When This Backfires¶
- Small or open-weights models. Diff-XYZ shows smaller models gain little from format engineering — they fail at all formats roughly equally (arxiv:2510.12487).
- Short edits to short files. Anchor plus surrounding context exceeds the file; full rewrite is strictly cheaper.
- Languages without solid AST tooling. BlockDiff/FuncDiff rely on tree-sitter grammars; templated or DSL-mixed source loses the structural guarantee.
- Non-unique repeated code. Search-replace fails when the anchor matches multiple sites; Anthropic's tool errors and forces a retry with expanded context (Claude text editor docs).

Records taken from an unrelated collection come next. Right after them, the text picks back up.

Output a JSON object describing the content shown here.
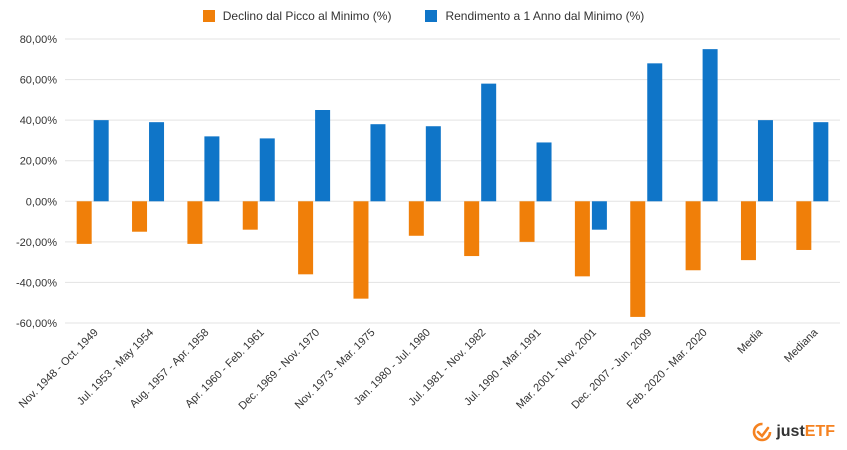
{
  "chart_data": {
    "type": "bar",
    "categories": [
      "Nov. 1948 - Oct. 1949",
      "Jul. 1953 - May 1954",
      "Aug. 1957 - Apr. 1958",
      "Apr. 1960 - Feb. 1961",
      "Dec. 1969 - Nov. 1970",
      "Nov. 1973 - Mar. 1975",
      "Jan. 1980 - Jul. 1980",
      "Jul. 1981 - Nov. 1982",
      "Jul. 1990 - Mar. 1991",
      "Mar. 2001 - Nov. 2001",
      "Dec. 2007 - Jun. 2009",
      "Feb. 2020 - Mar. 2020",
      "Media",
      "Mediana"
    ],
    "series": [
      {
        "name": "Declino dal Picco al Minimo (%)",
        "color": "#f07f09",
        "values": [
          -21,
          -15,
          -21,
          -14,
          -36,
          -48,
          -17,
          -27,
          -20,
          -37,
          -57,
          -34,
          -29,
          -24
        ]
      },
      {
        "name": "Rendimento a 1 Anno dal Minimo (%)",
        "color": "#0f75c8",
        "values": [
          40,
          39,
          32,
          31,
          45,
          38,
          37,
          58,
          29,
          -14,
          68,
          75,
          40,
          39
        ]
      }
    ],
    "yticks": [
      "80,00%",
      "60,00%",
      "40,00%",
      "20,00%",
      "0,00%",
      "-20,00%",
      "-40,00%",
      "-60,00%"
    ],
    "ylim": [
      -60,
      80
    ],
    "title": "",
    "xlabel": "",
    "ylabel": "",
    "grid": true,
    "legend_position": "top-center"
  },
  "brand": {
    "name_part1": "just",
    "name_part2": "ETF",
    "accent": "#f58220"
  }
}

- No fine-tuning access. AdaEdit is a training-time strategy — API users can apply the formats but cannot replicate adaptive selection without harness-side heuristics.
Example¶
A 1,200-token Python file needs a five-line change inside one function. Three formats, three cost profiles:
- Full rewrite — regenerate the entire file, ~1,200 output tokens. Always applies. Linear in file size.
- Search-replace block — unique surrounding context as
old_str, modified function asnew_str, ~150–250 output tokens. Applies if the anchor is unique; otherwise the harness errors and the model retries with more context. - FuncDiff — modified function with an AST-derived anchor, ~120–200 output tokens. Requires tree-sitter at apply time and a model trained on the format to perform reliably (arxiv:2604.27296 §3).
Search-replace is the practical choice for a frontier API model on this file. Below ~300 tokens of file content, full rewrite would have been cheaper.
Key Takeaways¶
- Edit format is a real lever on accuracy and cost — measured in 30%+ token reductions and 2–3× accuracy gains in published benchmarks.
- The mechanism is distribution alignment: replace positional anchors (line numbers) with content anchors (unique strings or AST blocks) so the model emits coherent code instead of fragmented patches.
- Format engineering helps frontier models more than smaller ones; verify the lever exists for your model class before investing.
- For API consumers, the practical decision is full rewrite for short files, search-replace above ~300 tokens; structure-aware diffs add value mainly when you control fine-tuning.